Nasreddin Hoca ve Çizmeli Kedi
Akşehir pazarında konuşan ve çizmeleriyle dans eden bir kedi ortaya çıkar.
Bir varmış bir yokmuş, Akşehir'in renkli kumaşların, mis kokulu meyvelerin satıldığı o meşhur pazar yerinde, güneşli ve neşeli bir günmüş. Bizim tonton yanaklı, beyaz sakallı, kocaman kavuklu Nasreddin Hoca, eşeği Karakaçan'ı bir ağaca bağlamış, eve turşu almak için pazarı geziyormuş.
Tam domates tezgahının önündeyken, meydandan büyük bir alkış sesi ve "Oley!" nidaları yükselmiş. Hoca merakla, "Hayrola, bedava baklava mı dağıtıyorlar?" diyerek kalabalığa doğru yürümüş. Kalabalığı yarım, en öne geçtiğinde gözlerine inanamamış!
Ortada; tüyleri portakal rengi, başında tüylü şık bir şapka, belinde kemeri ve ayağında pırıl pırıl parlayan siyah deri çizmeleri olan bir kedi duruyormuş! Bu, masallardan çıkıp gelen meşhur Çizmeli Kedi imiş. Çizmeli Kedi, bıyıklarını burarak konuşmuş:
"Miyav! Duyduk duymadık demeyin! Ben diyarların en hızlı, en yetenekli kedisiyim. Bu pazarda benimle dans edebilecek cesur bir kedi var mı?"

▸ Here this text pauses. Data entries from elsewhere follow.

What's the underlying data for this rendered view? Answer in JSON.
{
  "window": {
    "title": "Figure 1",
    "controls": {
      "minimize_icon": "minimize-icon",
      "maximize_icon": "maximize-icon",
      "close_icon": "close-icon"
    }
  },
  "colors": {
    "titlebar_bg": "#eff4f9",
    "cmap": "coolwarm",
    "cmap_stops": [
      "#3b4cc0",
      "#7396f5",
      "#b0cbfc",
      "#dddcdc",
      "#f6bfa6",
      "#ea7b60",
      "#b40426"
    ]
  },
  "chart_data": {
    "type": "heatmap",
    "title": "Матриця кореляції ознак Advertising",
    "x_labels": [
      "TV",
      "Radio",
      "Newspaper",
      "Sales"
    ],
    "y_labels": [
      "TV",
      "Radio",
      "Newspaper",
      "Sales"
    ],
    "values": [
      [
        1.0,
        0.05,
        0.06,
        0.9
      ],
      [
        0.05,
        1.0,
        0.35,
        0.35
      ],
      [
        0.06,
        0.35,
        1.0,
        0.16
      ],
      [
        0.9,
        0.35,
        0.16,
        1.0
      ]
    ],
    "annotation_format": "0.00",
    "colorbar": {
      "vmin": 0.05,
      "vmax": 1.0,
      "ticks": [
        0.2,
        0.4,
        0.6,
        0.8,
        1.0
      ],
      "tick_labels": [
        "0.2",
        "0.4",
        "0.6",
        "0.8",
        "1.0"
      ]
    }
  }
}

Hoca şaşkınlıkla sakalını sıvazlamış: "Allah Allah! Kedinin çizmeli olanını gördüm de, çığırtkanlık yapanını ilk kez görüyorum," demiş.
Çizmeli Kedi, çizmelerinin topuklarını yere vurarak "Tak tak tak!" diye ritim tutmuş ve harika bir İspanyol dansı yapmaya başlamış. Etrafında dönüyor, şapkasını havaya atıp tutuyormuş. Herkes hayranlıkla izliyormuş.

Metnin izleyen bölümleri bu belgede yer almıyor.